Summary and recommendations

To further advance our understanding of the association between diabetes and cancer incidence, and the potential role of glucose-lowering treatments, we encourage investigators to consider the various confounding and modifying factors and potential solutions to deal with these challenges (Table 1). Importantly, this includes consideration of common risk factors, as complete a follow-up as possible, recognising potential selection bias, accounting for the cumulative exposure to all glucose-lowering therapies, and understanding of exposure in the reference categories or populations. Because observational studies include assumptions on many of these factors, results will be best informed by testing these assumptions through sensitivity analyses and demonstration of dose response relationships.

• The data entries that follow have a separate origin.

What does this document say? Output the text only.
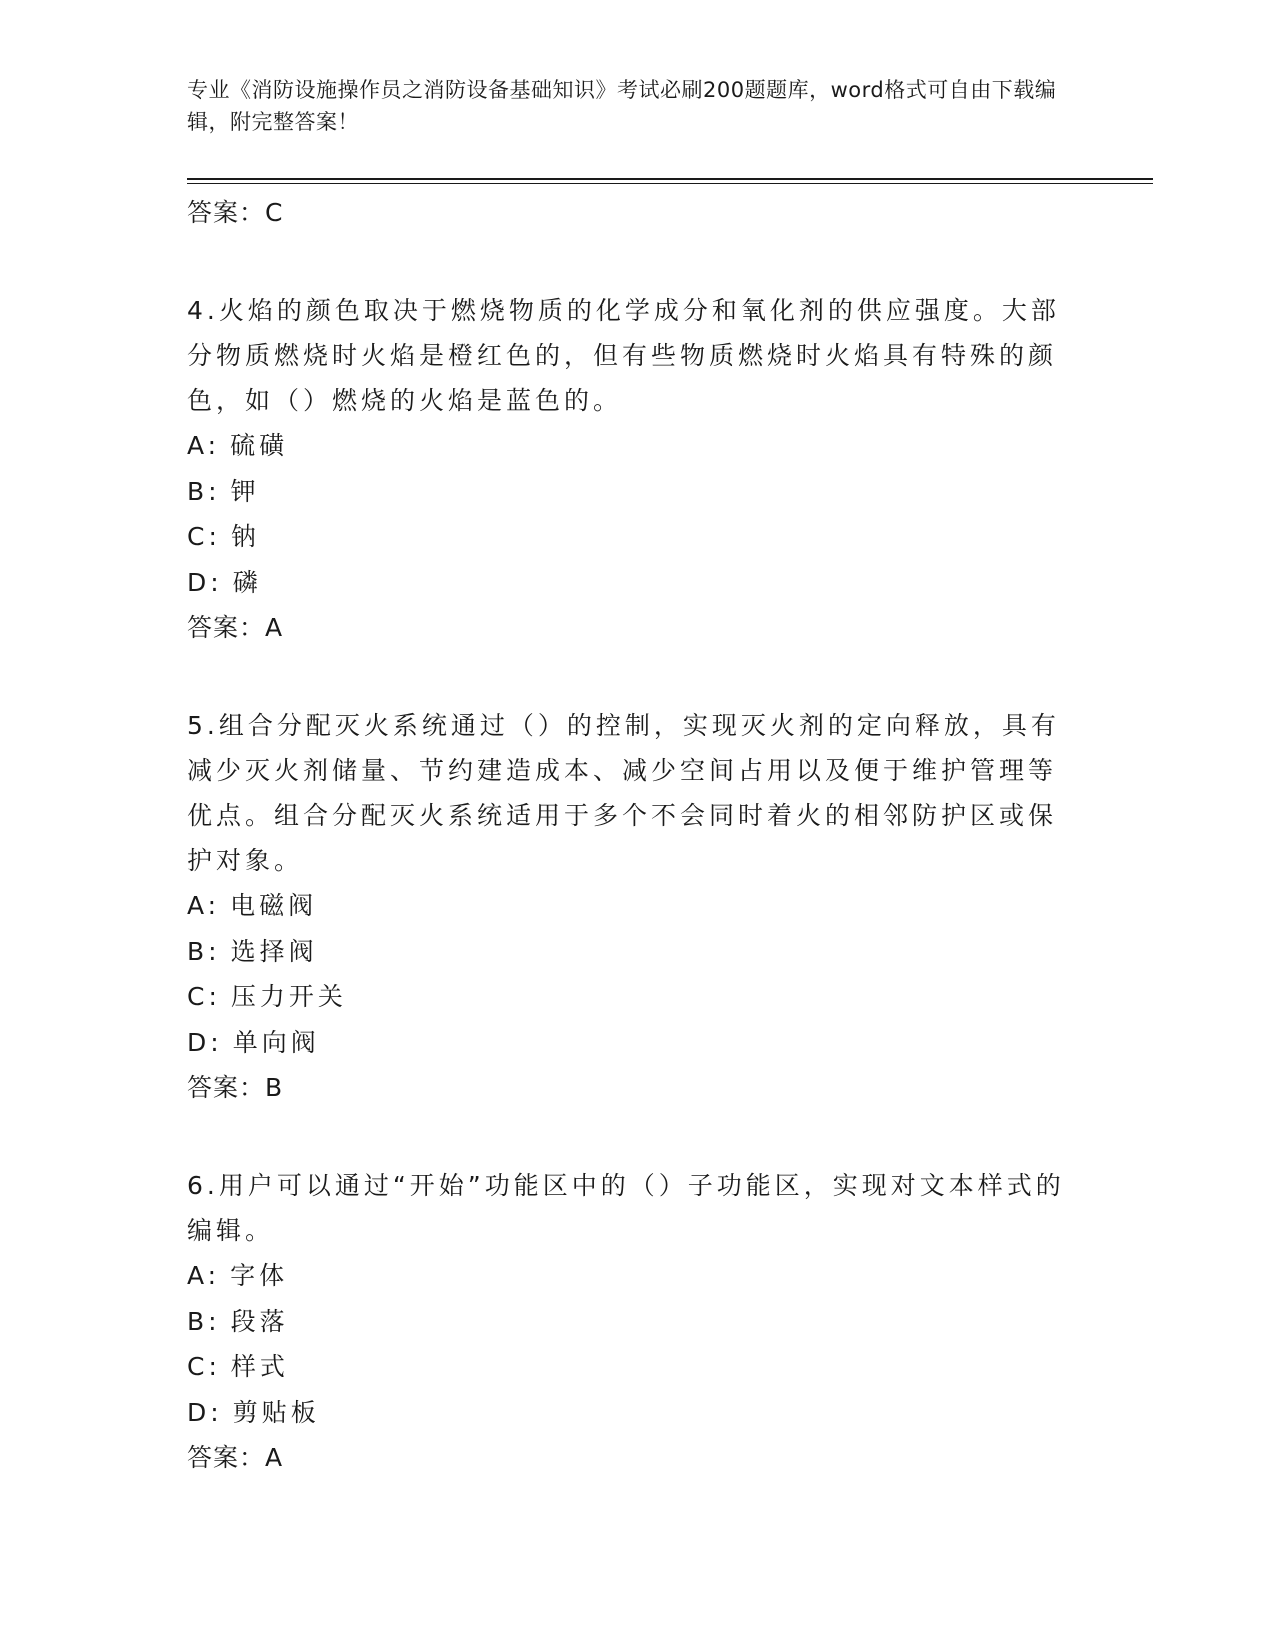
专业《消防设施操作员之消防设备基础知识》考试必刷200题题库，word格式可自由下载编辑，附完整答案！
答案：C
4.火焰的颜色取决于燃烧物质的化学成分和氧化剂的供应强度。大部分物质燃烧时火焰是橙红色的，但有些物质燃烧时火焰具有特殊的颜色，如（）燃烧的火焰是蓝色的。
A: 硫磺
B: 钾
C: 钠
D: 磷
答案：A
5.组合分配灭火系统通过（）的控制，实现灭火剂的定向释放，具有减少灭火剂储量、节约建造成本、减少空间占用以及便于维护管理等优点。组合分配灭火系统适用于多个不会同时着火的相邻防护区或保护对象。
A: 电磁阀
B: 选择阀
C: 压力开关
D: 单向阀
答案：B
6.用户可以通过“开始”功能区中的（）子功能区，实现对文本样式的编辑。
A: 字体
B: 段落
C: 样式
D: 剪贴板
答案：A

Understanding the relationship between diabetes and cancer is perhaps one of the next biggest challenges for the clinical community [2]. Clearly, this also means a better understanding of the role of glucose-lowering therapies. The ability to conduct rigorous observational studies of comparative effectiveness that produce valid results will very much depend on the design of the study and the quality of the data. In general, there is a balance between quality and quantity of available data for observational studies. The value of large studies that use lower-quality data may be limited by their tendency to produce precise but biased estimates. RCTs, on the other hand, are not our best sources of evidence for rare adverse events. For this reason, we must continue to look to observational studies to inform this debate, seeking and sharing those with the highest quality data and analytical approaches that attempt to disentangle these complex exposure and outcome relationships.